Warga Nigeria yang Mengungsi Takut Boko Haram, Bertahan di Penampungan yang Ditutup

Maiduguri, Nigeria – Sudah empat bulan sejak otoritas mengevakuasi 22.000 orang dan membongkar sistem pasokan airnya, kamp pengungsi Muna di Maiduguri kini hanyalah bayangan dari masa lalunya yang ramai. Namun, Maryam Suleiman, seorang janda berusia 50 tahun, menolak untuk pergi.

Suleiman beserta kedua belas anaknya masih tidur di bawah atap bocor kamp di Negara Bagian Borno, Nigeria timur laut itu, meski struktur bangunan di sekitar mereka perlahan runtuh.

“Mereka memberi kami pilihan untuk tetap tinggal atau pulang ke kampung halaman,” ujar sang ibu kepada Al Jazeera, berdiri di atas sisa-sisa lokasi yang telah menjadi rumah bagi keluarganya selama satu dekade. “Tetapi, mereka masih membunuh orang di sana.”

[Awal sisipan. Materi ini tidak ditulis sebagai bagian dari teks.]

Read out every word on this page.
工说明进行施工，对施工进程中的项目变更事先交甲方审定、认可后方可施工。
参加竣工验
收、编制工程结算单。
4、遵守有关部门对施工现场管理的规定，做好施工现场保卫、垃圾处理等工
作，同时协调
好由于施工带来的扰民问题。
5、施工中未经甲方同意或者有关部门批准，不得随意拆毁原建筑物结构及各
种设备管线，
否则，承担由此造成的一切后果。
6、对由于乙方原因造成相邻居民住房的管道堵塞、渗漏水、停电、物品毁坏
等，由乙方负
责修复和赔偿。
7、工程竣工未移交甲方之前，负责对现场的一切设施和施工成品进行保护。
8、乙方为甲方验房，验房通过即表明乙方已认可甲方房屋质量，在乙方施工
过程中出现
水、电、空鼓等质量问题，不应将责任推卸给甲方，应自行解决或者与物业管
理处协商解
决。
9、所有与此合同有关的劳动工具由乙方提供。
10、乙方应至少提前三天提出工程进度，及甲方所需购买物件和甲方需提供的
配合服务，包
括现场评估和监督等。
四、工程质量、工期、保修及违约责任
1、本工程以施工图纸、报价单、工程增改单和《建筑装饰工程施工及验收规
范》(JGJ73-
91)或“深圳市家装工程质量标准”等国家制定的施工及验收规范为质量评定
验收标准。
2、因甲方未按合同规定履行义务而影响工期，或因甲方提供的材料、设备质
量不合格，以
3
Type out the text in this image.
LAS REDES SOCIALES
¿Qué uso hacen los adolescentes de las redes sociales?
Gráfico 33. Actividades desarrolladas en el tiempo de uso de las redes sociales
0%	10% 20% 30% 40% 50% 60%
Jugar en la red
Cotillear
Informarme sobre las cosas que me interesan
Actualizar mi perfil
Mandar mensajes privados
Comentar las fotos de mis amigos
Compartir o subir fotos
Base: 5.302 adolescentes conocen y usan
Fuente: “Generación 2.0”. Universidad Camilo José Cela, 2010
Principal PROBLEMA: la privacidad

Kampung halamannya, Dongo di wilayah pemerintah lokal Mafa – berjarak 49 km dari Maiduguri – adalah tempat di mana para pejuang Boko Haram membunuh kedua adik laki-lakinya pada tahun 2014. Itu juga tempat di mana pemerintah bersikeras ia harus kembali, dengan mendeklarasikan area tersebut telah aman dari kelompok yang telah menewaskan 15.889 orang dan mengungsi-kan 3,9 juta jiwa di seluruh Nigeria timur laut.

Suleiman termasuk dari ratusan orang yang menolak evakuasi ketika Gubernur Borno Babagana Umara Zulum memerintahkan semua kamp ditutup pada tahun 2023, dengan mengutip peningkatan keamanan dan kebutuhan untuk “memulihkan martabat” para populasi pengungsi.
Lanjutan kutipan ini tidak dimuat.